All automated systems include a short final step of approving positive results, in which the investigator can confirm, modify the results (if necessary) or decide to send the samples to a second-level test that is able to detect the presence of several antibodies. This is especially important in differentiating of mixed patterns and in evaluating of weakly positive sera. All of the automated systems have a high sensitivity rate, but the cutoff may also be modified by investigator according to the clinical requirements.

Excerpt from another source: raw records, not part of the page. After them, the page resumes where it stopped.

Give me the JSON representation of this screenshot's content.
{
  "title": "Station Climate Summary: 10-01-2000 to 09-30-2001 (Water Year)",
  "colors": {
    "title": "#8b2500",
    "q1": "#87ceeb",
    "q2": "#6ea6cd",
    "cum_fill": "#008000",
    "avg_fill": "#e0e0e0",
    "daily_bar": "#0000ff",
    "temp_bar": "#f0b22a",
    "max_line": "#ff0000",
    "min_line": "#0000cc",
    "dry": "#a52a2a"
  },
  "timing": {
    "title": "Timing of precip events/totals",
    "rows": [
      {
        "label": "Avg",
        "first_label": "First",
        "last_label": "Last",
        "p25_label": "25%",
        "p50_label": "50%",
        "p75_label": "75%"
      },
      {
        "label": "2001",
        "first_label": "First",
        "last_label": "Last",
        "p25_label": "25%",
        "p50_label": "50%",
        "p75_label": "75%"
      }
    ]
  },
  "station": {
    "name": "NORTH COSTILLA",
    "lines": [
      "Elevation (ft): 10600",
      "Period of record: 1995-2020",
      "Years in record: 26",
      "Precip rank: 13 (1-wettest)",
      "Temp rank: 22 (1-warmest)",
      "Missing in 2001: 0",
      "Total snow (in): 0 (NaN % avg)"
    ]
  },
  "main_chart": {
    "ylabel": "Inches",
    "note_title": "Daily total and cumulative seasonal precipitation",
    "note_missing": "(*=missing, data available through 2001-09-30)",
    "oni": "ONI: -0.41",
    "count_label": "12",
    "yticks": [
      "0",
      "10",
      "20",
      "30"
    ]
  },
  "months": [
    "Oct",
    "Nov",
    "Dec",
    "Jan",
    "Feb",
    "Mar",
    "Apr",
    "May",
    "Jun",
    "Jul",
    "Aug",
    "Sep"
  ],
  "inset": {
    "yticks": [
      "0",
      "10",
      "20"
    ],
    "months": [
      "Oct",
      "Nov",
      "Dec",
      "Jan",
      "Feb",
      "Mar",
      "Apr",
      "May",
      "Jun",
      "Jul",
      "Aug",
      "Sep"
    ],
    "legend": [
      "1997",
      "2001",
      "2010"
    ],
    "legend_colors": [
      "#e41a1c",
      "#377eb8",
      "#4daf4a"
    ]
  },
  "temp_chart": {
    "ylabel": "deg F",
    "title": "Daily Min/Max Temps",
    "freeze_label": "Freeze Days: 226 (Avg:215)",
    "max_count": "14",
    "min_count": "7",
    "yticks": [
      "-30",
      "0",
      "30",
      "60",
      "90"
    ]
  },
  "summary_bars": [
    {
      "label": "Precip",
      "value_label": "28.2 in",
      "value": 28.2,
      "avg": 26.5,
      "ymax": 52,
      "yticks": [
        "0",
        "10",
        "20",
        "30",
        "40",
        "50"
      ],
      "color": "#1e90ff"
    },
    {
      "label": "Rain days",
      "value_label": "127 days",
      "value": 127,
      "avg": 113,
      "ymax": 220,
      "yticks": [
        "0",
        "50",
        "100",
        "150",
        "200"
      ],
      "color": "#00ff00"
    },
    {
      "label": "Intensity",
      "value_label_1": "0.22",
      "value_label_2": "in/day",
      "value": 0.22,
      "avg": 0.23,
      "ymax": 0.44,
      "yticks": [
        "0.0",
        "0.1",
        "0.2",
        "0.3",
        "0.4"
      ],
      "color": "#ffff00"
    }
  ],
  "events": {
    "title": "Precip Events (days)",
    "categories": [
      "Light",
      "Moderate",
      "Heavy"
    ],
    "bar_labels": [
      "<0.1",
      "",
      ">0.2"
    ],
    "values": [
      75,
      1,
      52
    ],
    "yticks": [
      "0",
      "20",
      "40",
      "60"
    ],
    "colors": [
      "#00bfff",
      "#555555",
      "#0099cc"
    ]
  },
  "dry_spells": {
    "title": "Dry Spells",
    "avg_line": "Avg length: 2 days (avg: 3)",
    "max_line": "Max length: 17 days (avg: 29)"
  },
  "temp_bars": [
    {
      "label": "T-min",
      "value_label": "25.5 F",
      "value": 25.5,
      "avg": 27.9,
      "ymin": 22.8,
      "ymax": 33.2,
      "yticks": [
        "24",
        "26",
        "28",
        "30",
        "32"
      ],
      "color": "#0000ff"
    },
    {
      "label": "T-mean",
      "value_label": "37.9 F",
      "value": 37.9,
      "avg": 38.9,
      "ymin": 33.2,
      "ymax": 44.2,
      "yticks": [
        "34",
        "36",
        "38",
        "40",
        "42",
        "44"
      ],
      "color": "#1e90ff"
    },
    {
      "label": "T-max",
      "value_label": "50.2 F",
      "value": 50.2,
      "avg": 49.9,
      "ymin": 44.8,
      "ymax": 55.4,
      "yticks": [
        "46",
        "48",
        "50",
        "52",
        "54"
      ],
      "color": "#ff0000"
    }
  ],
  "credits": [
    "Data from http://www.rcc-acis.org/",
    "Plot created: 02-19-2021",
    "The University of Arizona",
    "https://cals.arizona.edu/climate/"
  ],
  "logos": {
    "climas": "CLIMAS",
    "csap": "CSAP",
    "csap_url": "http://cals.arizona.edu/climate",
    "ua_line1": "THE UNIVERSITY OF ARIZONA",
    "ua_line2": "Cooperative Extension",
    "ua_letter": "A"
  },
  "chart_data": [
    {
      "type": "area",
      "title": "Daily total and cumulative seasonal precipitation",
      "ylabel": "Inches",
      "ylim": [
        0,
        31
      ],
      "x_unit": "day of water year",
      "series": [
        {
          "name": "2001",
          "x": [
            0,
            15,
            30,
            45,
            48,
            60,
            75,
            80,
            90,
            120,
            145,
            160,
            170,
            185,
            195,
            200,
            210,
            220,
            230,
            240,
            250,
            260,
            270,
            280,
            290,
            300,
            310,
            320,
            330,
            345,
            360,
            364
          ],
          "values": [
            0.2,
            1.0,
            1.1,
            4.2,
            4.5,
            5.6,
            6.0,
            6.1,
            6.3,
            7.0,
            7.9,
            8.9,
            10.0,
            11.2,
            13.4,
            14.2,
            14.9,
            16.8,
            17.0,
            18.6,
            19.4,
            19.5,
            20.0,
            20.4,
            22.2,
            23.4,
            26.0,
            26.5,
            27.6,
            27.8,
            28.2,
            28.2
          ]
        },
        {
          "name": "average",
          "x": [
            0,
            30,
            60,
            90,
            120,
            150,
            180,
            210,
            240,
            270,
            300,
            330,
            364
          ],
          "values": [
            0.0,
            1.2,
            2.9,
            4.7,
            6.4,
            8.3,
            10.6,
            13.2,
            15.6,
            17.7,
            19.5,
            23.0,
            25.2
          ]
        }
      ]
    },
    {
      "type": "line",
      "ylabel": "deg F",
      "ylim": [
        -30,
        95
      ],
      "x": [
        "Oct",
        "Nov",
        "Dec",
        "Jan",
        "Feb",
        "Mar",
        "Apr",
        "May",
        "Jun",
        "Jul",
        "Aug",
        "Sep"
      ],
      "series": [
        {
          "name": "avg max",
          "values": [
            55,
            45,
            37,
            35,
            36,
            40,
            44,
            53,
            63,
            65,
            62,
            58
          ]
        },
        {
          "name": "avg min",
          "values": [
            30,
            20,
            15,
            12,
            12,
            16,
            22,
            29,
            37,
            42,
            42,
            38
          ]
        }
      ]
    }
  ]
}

Generally, large laboratories that deal with a large number of samples perform a two-step IIF diagnostic process. The first step includes a positive/negative screening that is done with a particular screening dilution (e.g., 1:80 or 1:100), and the second step consists of additional dilution carried out for positive samples. In this regard, HELIOS® is able to combine the results of all available dilutions into one final result per patient and display it along with the IIF images on a single patient-specific report form. It should be noted that the verification of negatives significantly shortens the analysis procedure and assists in focusing attention on positive results.

In conclusion, the current study observed a good agreement between visual and automated ANA and ANCA IIF interpretation and proved a high diagnostic performance of HELIOS®. In addition to automated IIF interpretation, this system automatically prepares slides that may significantly increase the laboratory efficiency and contribute to the standardization of the IIF process. Further studies are warranted to evaluate this fully automated novel system for ANA and ANCA IIF screening in clinical immunologic laboratories.